Christoph König eröffnet sein Hofmannsthal-Buch mit einem Kapitel, das „Philologie und Poesie“ ineinander liest, in einer Zeit, in der „nun Philologie und Bildung einander fremd gegenüberstehen“.53 Jede wissenschaftliche Bestimmung literarischer Autonomie oszilliert (wie ihr Forschungsgegenstand selbst) zwischen Relevanzanschlüssen (an Wertsysteme, politische Programme, Leitideen, Förderpolitik etc.) und andererseits der Scheidung eines engen, spezifischen Literaturbegriffs von einem extensiven Textkorpus, mit Gerd Antos könnte man insofern auch von „wissenschaftlicher Autonomie“ sprechen.54 Da die Germanistik eine Methodengeschichte der Literaturwissenschaft in stärkerem Maße etabliert hat als die Romanistik, bleibt die Übertragbarkeit des Forschungsstandes auf eine Fremdsprachenphilologie und insbesondere auf die idealistische Neuphilologie der 1920er Jahre noch zu leisten.
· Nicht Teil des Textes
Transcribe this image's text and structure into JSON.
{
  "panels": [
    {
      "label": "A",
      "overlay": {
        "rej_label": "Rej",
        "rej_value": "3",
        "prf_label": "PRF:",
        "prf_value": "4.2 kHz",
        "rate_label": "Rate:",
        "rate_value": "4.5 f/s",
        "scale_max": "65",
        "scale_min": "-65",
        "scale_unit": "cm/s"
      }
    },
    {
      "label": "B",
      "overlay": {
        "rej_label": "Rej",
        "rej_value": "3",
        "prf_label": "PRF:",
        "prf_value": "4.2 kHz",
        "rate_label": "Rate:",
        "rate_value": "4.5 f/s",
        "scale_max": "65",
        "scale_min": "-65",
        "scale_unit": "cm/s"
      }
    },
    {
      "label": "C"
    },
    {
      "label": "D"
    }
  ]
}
Germanistische Autonomiedebatten gingen in der hohen Zeit der Literaturtheorie wohl bewusster mit deren jeweiligen historisch-philosophischen Kontextualisierung um und unterlagen nicht im gleichen Maß der Absolutsetzung des jeweiligen Autonomiekonzepts wie die deutsche Romanistik, die zwischen Mallarmé, den Avantgarden, dem Nouveau-Roman und den Ausläufern der Neo-Avantgarden der 80er Jahre allerdings auch einem grundlegend anderen Kanon literarischer Autonomie gegenüberstanden. Eine Diskursgeschichte literarischer Autonomie aus einer wissenspoetologischen Perspektive des 21. Jahrhunderts bleibt noch zu schreiben. Sie hat davon auszugehen, dass auch Autonomie- (und Heteronomie-) Bestimmungen von Literatur und historische Verschiebungen des Begriffsfeldes immer dialektisch von der diskursiven Auflösung des Einteltextes abgrenzen, sich aber hierfür auf Wissensdiskurse beziehen müssen. So äußert sich Adorno ja ebenso über seine Gegenwart wie über seinen Gegenstand, wenn er schreibt: „Die Funktion der Kunst in der gänzlich funktionalen Welt ist ihre Funktionslosigkeit; purer Aberglaube, sie vermöchte direkt einzugreifen oder zum Eingriff veranlassen.“55

Analog zum anglo-amerikanischen New Criticism bleibt das geistesgeschichtlich-idealistische Beharren auf literarische Autonomie in Deutschland nach 1945 durchaus bestehen. Zwar mussten Germanisten und Romanisten ins Exil oder in die innere Emigration, wenn sie nicht Opfer von Berufsverbot oder Verfolgung wurden. Dennoch gilt es, die methodengeschichtliche Kontinuität des Autonomiekonzepts zu erklären, die nach 194556 die völkisch diskreditierte Geistesgeschichte durch werkimmanente Interpretationsverfahren (unter weitgehender Aufgabe der lebensphilosophischen Anbindung) ablöste, die in den 50er und 60er Jahren dominant blieb; die Fachgeschichte der Germanistik untersuchte dies etwa für die politische Haltung einiger Fachvertreter. So wie die deutsche Nachkriegsarchitektur das Bauhaus-Projekt pragmatisch in den Wiederaufbau integrierte, ohne freilich Modernität als Lebensreform noch ernst zu nehmen, so schlug sich nun die Beschäftigung mit dem „sprachlichen Kunstwerk als solchem“ abgelöst von den tieferen philosophischen Prämissen unter anderem als Editionswissenschaft (Trunz), über eine typologisierende Poetik (Kayser), humanistische Studien (Staiger), Ästhetikgeschichten (Kindermann) und gattungsgeschichtliche Forschung (von Wiese) nieder.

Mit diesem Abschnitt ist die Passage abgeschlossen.